Song by N.W.A

from the album Straight Outta Compton
- A-side: "Express Yourself"
- Released: January 25, 1989
- Recorded: 1988
- Studio: Audio Achievements, Torrance, California
- Genre: Gangsta rap; West Coast hip-hop; hardcore hip-hop;
- Length: 4:18; 4:03 (clean version); 4:54 (extended mix);
- Label: Ruthless; Priority;
- Songwriters: Ice Cube; MC Ren; The D.O.C.;
- Producers: Dr. Dre; DJ Yella;

Music video
- "Straight Outta Compton" on YouTube

= Straight Outta Compton (song) =

"Straight Outta Compton" is a song by American hip-hop group N.W.A. It is the opening track from their 1989 debut album of the same name.
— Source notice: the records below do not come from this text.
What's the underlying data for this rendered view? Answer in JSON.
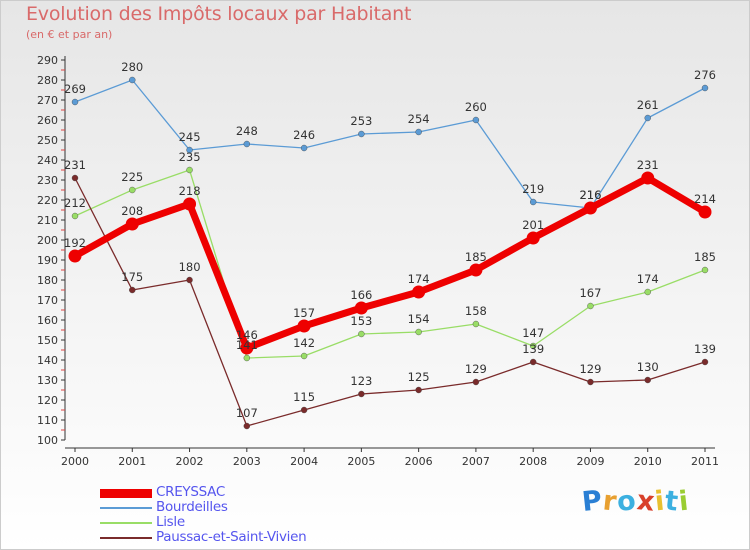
{
  "header": {
    "title": "Evolution des Impôts locaux par Habitant",
    "subtitle": "(en € et par an)"
  },
  "brand": {
    "letters": [
      "P",
      "r",
      "o",
      "x",
      "i",
      "t",
      "i"
    ],
    "colors": [
      "#2a7fd4",
      "#e8a030",
      "#3cb0e0",
      "#d8402a",
      "#e8c030",
      "#3cb0e0",
      "#9acd32"
    ]
  },
  "chart_data": {
    "type": "line",
    "title": "Evolution des Impôts locaux par Habitant",
    "subtitle": "(en € et par an)",
    "xlabel": "",
    "ylabel": "",
    "categories": [
      "2000",
      "2001",
      "2002",
      "2003",
      "2004",
      "2005",
      "2006",
      "2007",
      "2008",
      "2009",
      "2010",
      "2011"
    ],
    "ylim": [
      100,
      290
    ],
    "yticks": [
      "100",
      "110",
      "120",
      "130",
      "140",
      "150",
      "160",
      "170",
      "180",
      "190",
      "200",
      "210",
      "220",
      "230",
      "240",
      "250",
      "260",
      "270",
      "280",
      "290"
    ],
    "grid": false,
    "legend_position": "bottom-left",
    "series": [
      {
        "name": "CREYSSAC",
        "color": "#ee0000",
        "emphasis": true,
        "values": [
          192,
          208,
          218,
          146,
          157,
          166,
          174,
          185,
          201,
          216,
          231,
          214
        ],
        "labels": [
          "192",
          "208",
          "218",
          "146",
          "157",
          "166",
          "174",
          "185",
          "201",
          "216",
          "231",
          "214"
        ]
      },
      {
        "name": "Bourdeilles",
        "color": "#5b9bd5",
        "emphasis": false,
        "values": [
          269,
          280,
          245,
          248,
          246,
          253,
          254,
          260,
          219,
          216,
          261,
          276
        ],
        "labels": [
          "269",
          "280",
          "245",
          "248",
          "246",
          "253",
          "254",
          "260",
          "219",
          "216",
          "261",
          "276"
        ]
      },
      {
        "name": "Lisle",
        "color": "#99dd66",
        "emphasis": false,
        "values": [
          212,
          225,
          235,
          141,
          142,
          153,
          154,
          158,
          147,
          167,
          174,
          185
        ],
        "labels": [
          "212",
          "225",
          "235",
          "141",
          "142",
          "153",
          "154",
          "158",
          "147",
          "167",
          "174",
          "185"
        ]
      },
      {
        "name": "Paussac-et-Saint-Vivien",
        "color": "#7a2b2b",
        "emphasis": false,
        "values": [
          231,
          175,
          180,
          107,
          115,
          123,
          125,
          129,
          139,
          129,
          130,
          139
        ],
        "labels": [
          "231",
          "175",
          "180",
          "107",
          "115",
          "123",
          "125",
          "129",
          "139",
          "129",
          "130",
          "139"
        ]
      }
    ]
  }
}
The song samples "You'll Like It Too" by Funkadelic, "West Coast Poplock" by Ronnie Hudson and the Street People, "Get Me Back on Time, Engine No. 9" by Wilson Pickett, and "Amen, Brother" by the Winstons. It was voted number 19 on About.com's Top 100 Rap Songs, and is ranked number six on VH1's 100 Greatest Songs of Hip-Hop.
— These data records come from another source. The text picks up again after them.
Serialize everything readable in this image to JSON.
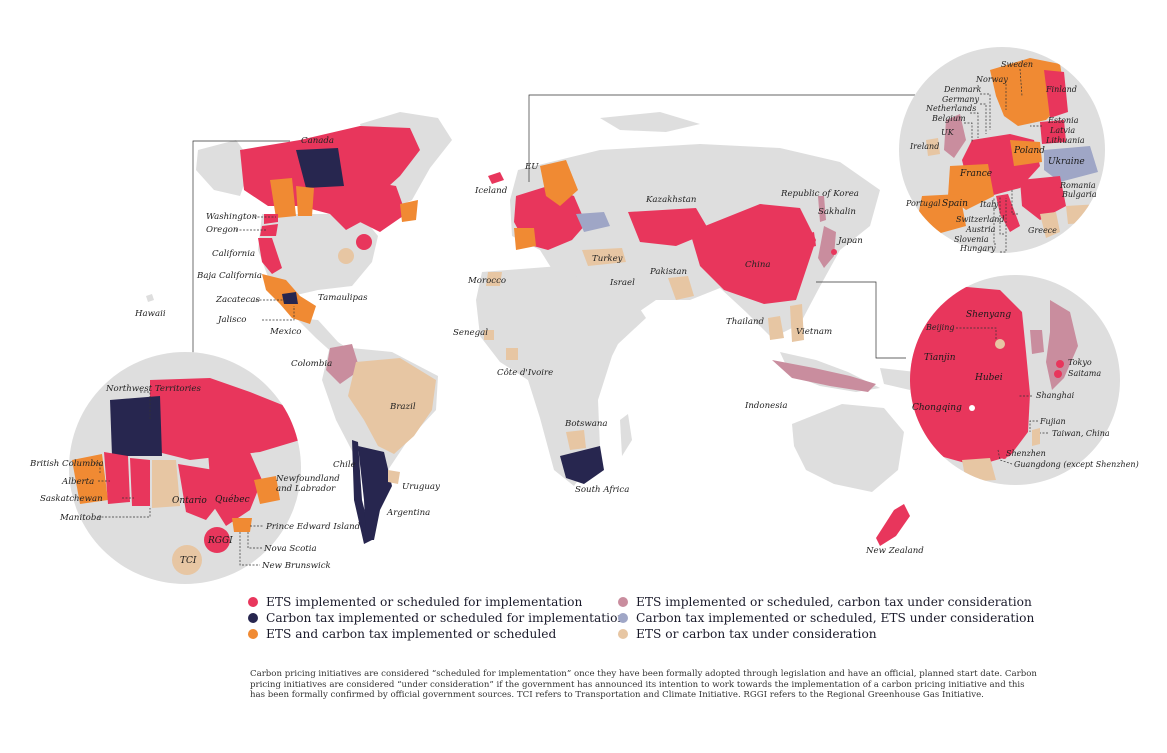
{
  "colors": {
    "ets": "#e8365c",
    "tax": "#27264f",
    "ets_and_tax": "#f08a33",
    "ets_tax_consider": "#c98d9e",
    "tax_ets_consider": "#9fa6c6",
    "consider": "#e7c6a3",
    "none": "#dedede"
  },
  "legend": [
    {
      "key": "ets",
      "label": "ETS implemented or scheduled for implementation"
    },
    {
      "key": "tax",
      "label": "Carbon tax implemented or scheduled for implementation"
    },
    {
      "key": "ets_and_tax",
      "label": "ETS and carbon tax implemented or scheduled"
    },
    {
      "key": "ets_tax_consider",
      "label": "ETS implemented or scheduled, carbon tax under consideration"
    },
    {
      "key": "tax_ets_consider",
      "label": "Carbon tax implemented or scheduled, ETS under consideration"
    },
    {
      "key": "consider",
      "label": "ETS or carbon tax under consideration"
    }
  ],
  "labels": {
    "canada": "Canada",
    "washington": "Washington",
    "oregon": "Oregon",
    "california": "California",
    "baja": "Baja California",
    "zacatecas": "Zacatecas",
    "tamaulipas": "Tamaulipas",
    "jalisco": "Jalisco",
    "mexico": "Mexico",
    "hawaii": "Hawaii",
    "colombia": "Colombia",
    "brazil": "Brazil",
    "chile": "Chile",
    "uruguay": "Uruguay",
    "argentina": "Argentina",
    "iceland": "Iceland",
    "eu": "EU",
    "morocco": "Morocco",
    "senegal": "Senegal",
    "cote": "Côte d'Ivoire",
    "botswana": "Botswana",
    "south_africa": "South Africa",
    "turkey": "Turkey",
    "israel": "Israel",
    "kazakhstan": "Kazakhstan",
    "pakistan": "Pakistan",
    "china": "China",
    "korea": "Republic of Korea",
    "sakhalin": "Sakhalin",
    "japan": "Japan",
    "thailand": "Thailand",
    "vietnam": "Vietnam",
    "indonesia": "Indonesia",
    "new_zealand": "New Zealand"
  },
  "canada_inset": {
    "nwt": "Northwest Territories",
    "bc": "British Columbia",
    "alberta": "Alberta",
    "sask": "Saskatchewan",
    "manitoba": "Manitoba",
    "ontario": "Ontario",
    "quebec": "Québec",
    "nl": "Newfoundland\nand Labrador",
    "nl1": "Newfoundland",
    "nl2": "and Labrador",
    "pei": "Prince Edward Island",
    "ns": "Nova Scotia",
    "nb": "New Brunswick",
    "rggi": "RGGI",
    "tci": "TCI"
  },
  "europe_inset": {
    "sweden": "Sweden",
    "norway": "Norway",
    "finland": "Finland",
    "denmark": "Denmark",
    "germany": "Germany",
    "netherlands": "Netherlands",
    "belgium": "Belgium",
    "uk": "UK",
    "estonia": "Estonia",
    "latvia": "Latvia",
    "lithuania": "Lithuania",
    "ireland": "Ireland",
    "poland": "Poland",
    "ukraine": "Ukraine",
    "france": "France",
    "romania": "Romania",
    "bulgaria": "Bulgaria",
    "portugal": "Portugal",
    "spain": "Spain",
    "italy": "Italy",
    "switzerland": "Switzerland",
    "austria": "Austria",
    "slovenia": "Slovenia",
    "hungary": "Hungary",
    "greece": "Greece"
  },
  "asia_inset": {
    "shenyang": "Shenyang",
    "beijing": "Beijing",
    "tianjin": "Tianjin",
    "hubei": "Hubei",
    "chongqing": "Chongqing",
    "tokyo": "Tokyo",
    "saitama": "Saitama",
    "shanghai": "Shanghai",
    "fujian": "Fujian",
    "taiwan": "Taiwan, China",
    "shenzhen": "Shenzhen",
    "guangdong": "Guangdong (except Shenzhen)"
  },
  "footnote": "Carbon pricing initiatives are considered “scheduled for implementation” once they have been formally adopted through legislation and have an official, planned start date. Carbon pricing initiatives are considered “under consideration” if the government has announced its intention to work towards the implementation of a carbon pricing initiative and this has been formally confirmed by official government sources. TCI refers to Transportation and Climate Initiative. RGGI refers to the Regional Greenhouse Gas Initiative."
}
In 2015, "Straight Outta Compton" debuted at number 38 on the Billboard Hot 100 on the issue dated September 5, 2015 as a result of the recent releases of the group's film of the same name and Dr. Dre's Compton; it was the highest debut on the chart that week. This became the group's first top 40 hit song, in large part due to lack of airplay since N.W.A was banned from many radio stations in the 1980s, charting 26 years after its initial release and 24 years since the group originally disbanded. In 2021, Rolling Stone listed the song at number 248 on their updated list of the 500 Greatest Songs of All Time.

==Content==

"Straight Outta Compton" is a hip-hop song. The group N.W.A. comes from Compton in Southern California. The opening verse is rapped by Ice Cube. MC Ren delivers the second, and Eazy-E the third verse. Dr. Dre does the intro as well as introducing Eazy E's verse. Eazy-E also introduces MC Ren's verse.

==Tributes==
The song, especially Ice Cube's verse is referenced quite often by rappers, and not infrequently by Cube himself. In the song "Compton" by the Game, he says "Nigga, I'ma keep on stompin', comin' straight outta Compton".

==Music video==
The video, directed by Rupert Wainwright, features Dr. Dre, Ice Cube, Eazy-E, MC Ren, Krazy Dee, and DJ Yella. The video shows the group walking and posing throughout various parts of the city of Compton. Ice Cube and Ren are chased by the police during their verses, arrested, and put in a holding van. Eazy-E's verse shows him riding alongside the van in a convertible, yelling at the driver who ignores him. As the van leaves the neighborhood local residents throw rocks at it. It first aired in May 1989.

==Cover art==
The record cover image for the "Straight Outta Compton" single and maxi-single covers, known as "The Bleacher Shot" was created by Greek-American photographer (and regular Priority Records free-lancer), Ithaka Darin Pappas. The black-and-white version of the picture used on the cover was converted from the color original. The picture, which was not scheduled to be used as a cover image, was made spontaneously on March 14, 1989, at MacArthur Park, Los Angeles, while N.W.A was waiting for a film crew to arrive at the park to interview them. The Bleacher Shot has also been used as a color poster for Word Up! and as part of N.W.A.'s induction ceremony and official printed program at the 2016 Rock and Roll Hall of Fame ceremony in Brooklyn and also appeared in the 2016 photography book, Beyond South Central: Rap legends N.W.A. as seen thru the lens of Ithaka Darin Pappas (1988–1990) [Sweatlodge Publishing].

==Charts==
===Charts===

| Chart (2011–15) | Peak position |
|---|---|
| Ireland (IRMA) | 63 |
| UK Singles (OCC) | 66 |
| US Billboard Hot 100 | 38 |
| US Hot R&B/Hip-Hop Songs (Billboard) | 13 |
| US Hot Rap Songs (Billboard) | 9 |

==Certifications==

| Region | Certification | Certified units/sales |
| United Kingdom (BPI) | Platinum | 600,000^{‡} |
| United States (RIAA) | Platinum | 1,000,000^{‡} |
^{‡} Sales+streaming figures based on certification alone.